I was in Dingle, Ireland recently to teach poetry in an American MFA program abroad. Some of my workshop sessions were held at An Diseart, an Irish spiritual and cultural center that shares the grounds with St. Mary’s Church. On those grounds is a tiny cemetery  where lie the nuns who over the centuries have run the church convent.

Flying back to Boston, thirty-five-thousand feet over the Atlantic with two weeks in Ireland behind me, my thoughts kept drifting back to that cemetery, and to the time when the Catholic Church ruled the country with an iron hand. Church dogma dominated civic life; no Catholic politician would consider any action without knowing “his” (the Cardinal's) thoughts on the matter and making sure he approved.

But modern Ireland has broken those shackles: In 1985 it legalized birth control. In 1995 it revoked the constitutional prohibition against divorce. In 2015 it became the first country in the world to legalize same-sex marriage through a popular vote.

And then the most remarkable development of all: in June, Ireland elected Leo Varadkaran, an openly gay man with an Indian immigrant father and Irish mother, as “taoiseach” (prime minister). Later that month Mr. Varadkaran proudly led Dublin’s gay pride parade.

Today’s Ireland is one the Sisters of St.

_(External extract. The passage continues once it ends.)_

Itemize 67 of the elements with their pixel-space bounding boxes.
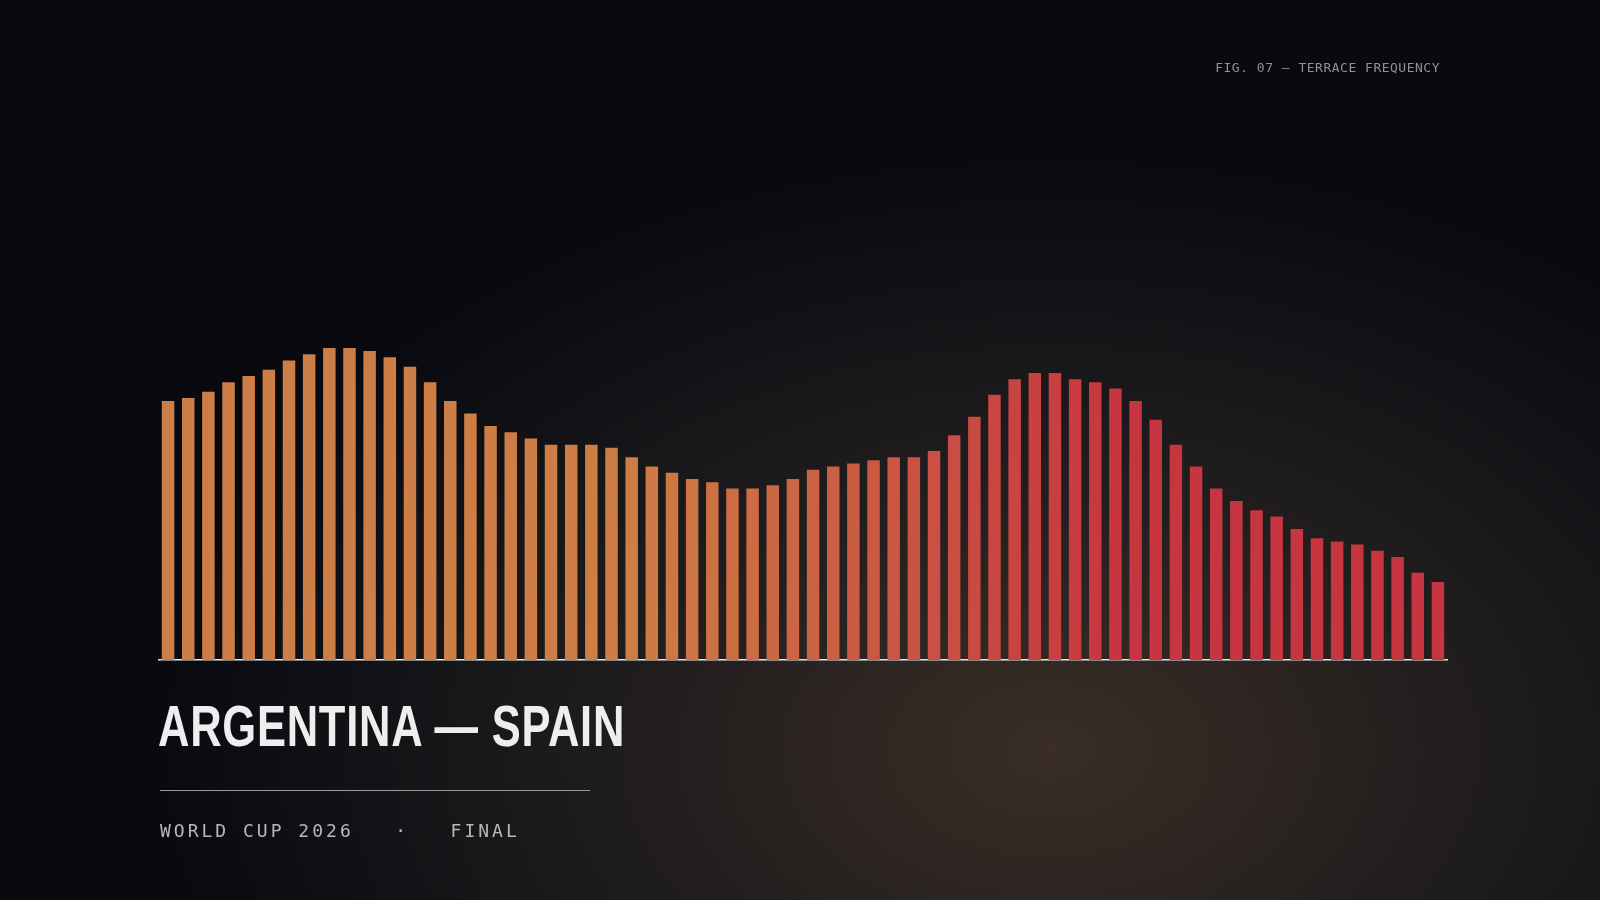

Mary’s of olden days would neither recognize nor condone. The world in which those women lived symbolizes the profound contradictions of Irish history—the mix of beauty and ugliness, the capacity for both gentle lyricism and stone-hearted cruelty. They spent their days in quiet contemplation, surrounded by the serene beauty of the green hills, floating like black-clad ghosts through the church corridors, secure in the rightness and beauty of their vocations.

But they were complicit in a system of rigid patriarchy and repressive moralism in which sexual abuse was endemic, physical violence against children was standard disciplinary practice and unwed mothers were virtually imprisoned to provide slave labor for the Church. It was a system whose deep wounds to the country's psyche are only beginning to heal.

The idea of modern Ireland, a country that could turn away from the Church’s “guidance,” would have been inconceivable to the Good Sisters of St. Mary’s. Inconceivable to those women for whom the Bishop’s word was the unquestioned word of God. Women, souls committed to their vision of Christ, whose mortal remains now lie shaded beneath the oaks.